Inner, left, right, and full outer joins in Apache Spark

Choose your learning style9 modes available

Learn Why Deep Visual Try Challenge Project Recall Time

Introduction

Joins help combine two tables based on matching data. This lets you see related information together.

You have customer info in one table and orders in another, and want to see orders with customer details.

You want to find all employees and their departments, even if some employees have no department yet.

You want to find all products and any sales they have, including products with no sales.

You want to combine two lists of events, showing all events from both lists, matched where possible.

Syntax

Apache Spark

df1.join(df2, on='key_column', how='join_type')

df1 and df2 are the two tables (DataFrames) to join.

on is the column name(s) to match rows.

how is the join type: 'inner', 'left', 'right', or 'full'.

Examples

Returns rows where id matches in both tables.

Apache Spark

df1.join(df2, on='id', how='inner')

Returns all rows from df1, with matching rows from df2 or null if no match.

Apache Spark

df1.join(df2, on='id', how='left')

Returns all rows from df2, with matching rows from df1 or null if no match.

Apache Spark

df1.join(df2, on='id', how='right')

Returns all rows from both tables, matching where possible, null where no match.

Apache Spark

df1.join(df2, on='id', how='full')

Sample Program

This code creates two small tables: one with people and one with departments. It shows how to join them in four ways and prints the results.

Apache Spark

from pyspark.sql import SparkSession

spark = SparkSession.builder.appName('JoinExample').getOrCreate()

# Create first DataFrame
data1 = [(1, 'Alice'), (2, 'Bob'), (3, 'Charlie')]
df1 = spark.createDataFrame(data1, ['id', 'name'])

# Create second DataFrame
data2 = [(2, 'Sales'), (3, 'HR'), (4, 'IT')]
df2 = spark.createDataFrame(data2, ['id', 'department'])

# Inner join
inner_join = df1.join(df2, on='id', how='inner')
print('Inner Join Result:')
inner_join.show()

# Left join
left_join = df1.join(df2, on='id', how='left')
print('Left Join Result:')
left_join.show()

# Right join
right_join = df1.join(df2, on='id', how='right')
print('Right Join Result:')
right_join.show()

# Full outer join
full_join = df1.join(df2, on='id', how='fullouter')
print('Full Outer Join Result:')
full_join.show()

spark.stop()

OutputSuccess

Important Notes

Inner join keeps only rows with matching keys in both tables.
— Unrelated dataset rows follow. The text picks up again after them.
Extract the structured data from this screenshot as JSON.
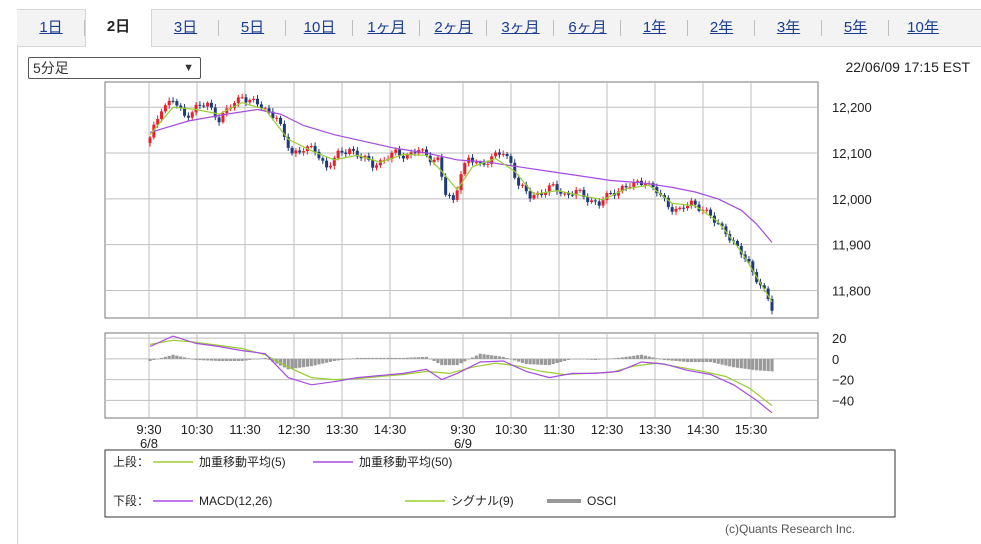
{
  "tabs": [
    {
      "label": "1日",
      "active": false
    },
    {
      "label": "2日",
      "active": true
    },
    {
      "label": "3日",
      "active": false
    },
    {
      "label": "5日",
      "active": false
    },
    {
      "label": "10日",
      "active": false
    },
    {
      "label": "1ヶ月",
      "active": false
    },
    {
      "label": "2ヶ月",
      "active": false
    },
    {
      "label": "3ヶ月",
      "active": false
    },
    {
      "label": "6ヶ月",
      "active": false
    },
    {
      "label": "1年",
      "active": false
    },
    {
      "label": "2年",
      "active": false
    },
    {
      "label": "3年",
      "active": false
    },
    {
      "label": "5年",
      "active": false
    },
    {
      "label": "10年",
      "active": false
    }
  ],
  "interval_select": {
    "value": "5分足"
  },
  "datetime": "22/06/09 17:15 EST",
  "credit": "(c)Quants Research Inc.",
  "colors": {
    "up": "#e8202a",
    "down": "#1f3a78",
    "ma5": "#9acd32",
    "ma50": "#a64be0",
    "macd": "#a64be0",
    "signal": "#9acd32",
    "osci": "#999999",
    "grid": "#bfbfbf"
  },
  "chart_data": [
    {
      "type": "candlestick",
      "panel": "upper",
      "y_ticks": [
        12200,
        12100,
        12000,
        11900,
        11800
      ],
      "ylim": [
        11740,
        12255
      ],
      "x_tick_labels": [
        "9:30\n6/8",
        "10:30",
        "11:30",
        "12:30",
        "13:30",
        "14:30",
        "9:30\n6/9",
        "10:30",
        "11:30",
        "12:30",
        "13:30",
        "14:30",
        "15:30"
      ],
      "close_path": [
        [
          0,
          12130
        ],
        [
          3,
          12200
        ],
        [
          6,
          12215
        ],
        [
          9,
          12180
        ],
        [
          12,
          12200
        ],
        [
          15,
          12205
        ],
        [
          18,
          12175
        ],
        [
          21,
          12200
        ],
        [
          24,
          12225
        ],
        [
          27,
          12210
        ],
        [
          30,
          12195
        ],
        [
          33,
          12180
        ],
        [
          35,
          12130
        ],
        [
          37,
          12100
        ],
        [
          40,
          12110
        ],
        [
          43,
          12105
        ],
        [
          46,
          12070
        ],
        [
          49,
          12095
        ],
        [
          52,
          12110
        ],
        [
          55,
          12090
        ],
        [
          58,
          12075
        ],
        [
          61,
          12085
        ],
        [
          64,
          12100
        ],
        [
          67,
          12095
        ],
        [
          70,
          12105
        ],
        [
          73,
          12090
        ],
        [
          75,
          12085
        ],
        [
          77,
          12010
        ],
        [
          79,
          11995
        ],
        [
          81,
          12060
        ],
        [
          83,
          12085
        ],
        [
          86,
          12075
        ],
        [
          89,
          12090
        ],
        [
          92,
          12100
        ],
        [
          94,
          12080
        ],
        [
          96,
          12030
        ],
        [
          99,
          12005
        ],
        [
          102,
          12015
        ],
        [
          105,
          12025
        ],
        [
          108,
          12010
        ],
        [
          111,
          12015
        ],
        [
          114,
          12000
        ],
        [
          117,
          11990
        ],
        [
          120,
          12010
        ],
        [
          123,
          12025
        ],
        [
          126,
          12030
        ],
        [
          129,
          12040
        ],
        [
          132,
          12015
        ],
        [
          135,
          11985
        ],
        [
          138,
          11975
        ],
        [
          141,
          11990
        ],
        [
          144,
          11980
        ],
        [
          147,
          11950
        ],
        [
          150,
          11930
        ],
        [
          153,
          11890
        ],
        [
          156,
          11860
        ],
        [
          159,
          11810
        ],
        [
          161,
          11780
        ],
        [
          162,
          11760
        ]
      ],
      "series": [
        {
          "name": "加重移動平均(5)",
          "values": [
            [
              0,
              12140
            ],
            [
              6,
              12200
            ],
            [
              12,
              12195
            ],
            [
              18,
              12185
            ],
            [
              24,
              12210
            ],
            [
              30,
              12195
            ],
            [
              36,
              12130
            ],
            [
              42,
              12105
            ],
            [
              48,
              12085
            ],
            [
              54,
              12095
            ],
            [
              60,
              12080
            ],
            [
              66,
              12097
            ],
            [
              72,
              12095
            ],
            [
              76,
              12060
            ],
            [
              80,
              12020
            ],
            [
              84,
              12070
            ],
            [
              90,
              12088
            ],
            [
              95,
              12060
            ],
            [
              100,
              12010
            ],
            [
              106,
              12018
            ],
            [
              112,
              12008
            ],
            [
              118,
              11998
            ],
            [
              124,
              12022
            ],
            [
              130,
              12030
            ],
            [
              136,
              11990
            ],
            [
              142,
              11985
            ],
            [
              148,
              11950
            ],
            [
              154,
              11885
            ],
            [
              158,
              11830
            ],
            [
              162,
              11775
            ]
          ]
        },
        {
          "name": "加重移動平均(50)",
          "values": [
            [
              0,
              12145
            ],
            [
              10,
              12170
            ],
            [
              20,
              12185
            ],
            [
              28,
              12195
            ],
            [
              34,
              12185
            ],
            [
              40,
              12160
            ],
            [
              48,
              12140
            ],
            [
              56,
              12125
            ],
            [
              64,
              12110
            ],
            [
              72,
              12100
            ],
            [
              80,
              12085
            ],
            [
              88,
              12080
            ],
            [
              96,
              12070
            ],
            [
              104,
              12060
            ],
            [
              112,
              12050
            ],
            [
              120,
              12040
            ],
            [
              128,
              12035
            ],
            [
              136,
              12025
            ],
            [
              142,
              12015
            ],
            [
              148,
              12000
            ],
            [
              154,
              11975
            ],
            [
              158,
              11945
            ],
            [
              162,
              11905
            ]
          ]
        }
      ]
    },
    {
      "type": "line",
      "panel": "lower",
      "y_ticks": [
        20,
        0,
        -20,
        -40
      ],
      "ylim": [
        -57,
        25
      ],
      "series": [
        {
          "name": "MACD(12,26)",
          "values": [
            [
              0,
              12
            ],
            [
              6,
              22
            ],
            [
              12,
              15
            ],
            [
              18,
              12
            ],
            [
              24,
              8
            ],
            [
              30,
              5
            ],
            [
              36,
              -18
            ],
            [
              42,
              -25
            ],
            [
              48,
              -22
            ],
            [
              54,
              -18
            ],
            [
              60,
              -16
            ],
            [
              66,
              -14
            ],
            [
              72,
              -10
            ],
            [
              76,
              -20
            ],
            [
              80,
              -14
            ],
            [
              86,
              -3
            ],
            [
              92,
              -2
            ],
            [
              98,
              -12
            ],
            [
              104,
              -18
            ],
            [
              110,
              -14
            ],
            [
              116,
              -14
            ],
            [
              122,
              -12
            ],
            [
              128,
              -3
            ],
            [
              134,
              -5
            ],
            [
              140,
              -11
            ],
            [
              146,
              -15
            ],
            [
              152,
              -25
            ],
            [
              158,
              -40
            ],
            [
              162,
              -52
            ]
          ]
        },
        {
          "name": "シグナル(9)",
          "values": [
            [
              0,
              14
            ],
            [
              6,
              18
            ],
            [
              12,
              16
            ],
            [
              18,
              13
            ],
            [
              24,
              10
            ],
            [
              30,
              4
            ],
            [
              36,
              -8
            ],
            [
              42,
              -18
            ],
            [
              48,
              -20
            ],
            [
              54,
              -19
            ],
            [
              60,
              -17
            ],
            [
              66,
              -15
            ],
            [
              72,
              -12
            ],
            [
              78,
              -14
            ],
            [
              84,
              -8
            ],
            [
              90,
              -4
            ],
            [
              96,
              -7
            ],
            [
              102,
              -12
            ],
            [
              108,
              -15
            ],
            [
              114,
              -14
            ],
            [
              120,
              -13
            ],
            [
              126,
              -7
            ],
            [
              132,
              -4
            ],
            [
              138,
              -8
            ],
            [
              144,
              -12
            ],
            [
              150,
              -17
            ],
            [
              156,
              -28
            ],
            [
              162,
              -45
            ]
          ]
        },
        {
          "name": "OSCI",
          "values": [
            [
              0,
              -2
            ],
            [
              6,
              4
            ],
            [
              12,
              -1
            ],
            [
              18,
              -2
            ],
            [
              24,
              -2
            ],
            [
              30,
              1
            ],
            [
              36,
              -10
            ],
            [
              42,
              -7
            ],
            [
              48,
              -2
            ],
            [
              54,
              1
            ],
            [
              60,
              1
            ],
            [
              66,
              1
            ],
            [
              72,
              2
            ],
            [
              76,
              -6
            ],
            [
              80,
              -6
            ],
            [
              86,
              5
            ],
            [
              92,
              2
            ],
            [
              98,
              -5
            ],
            [
              104,
              -6
            ],
            [
              110,
              0
            ],
            [
              116,
              -1
            ],
            [
              122,
              1
            ],
            [
              128,
              4
            ],
            [
              134,
              -1
            ],
            [
              140,
              -3
            ],
            [
              146,
              -3
            ],
            [
              152,
              -8
            ],
            [
              158,
              -11
            ],
            [
              162,
              -12
            ]
          ]
        }
      ]
    }
  ],
  "legend": {
    "upper_label": "上段：",
    "lower_label": "下段：",
    "ma5": "加重移動平均(5)",
    "ma50": "加重移動平均(50)",
    "macd": "MACD(12,26)",
    "signal": "シグナル(9)",
    "osci": "OSCI"
  }
}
Left join keeps all rows from the first table, adding nulls if no match in second.

Right join keeps all rows from the second table, adding nulls if no match in first.

Full outer join keeps all rows from both tables, filling nulls where no match.

Summary

Joins combine tables based on matching columns.

Inner join shows only matching rows.

Left, right, and full joins keep unmatched rows from one or both tables.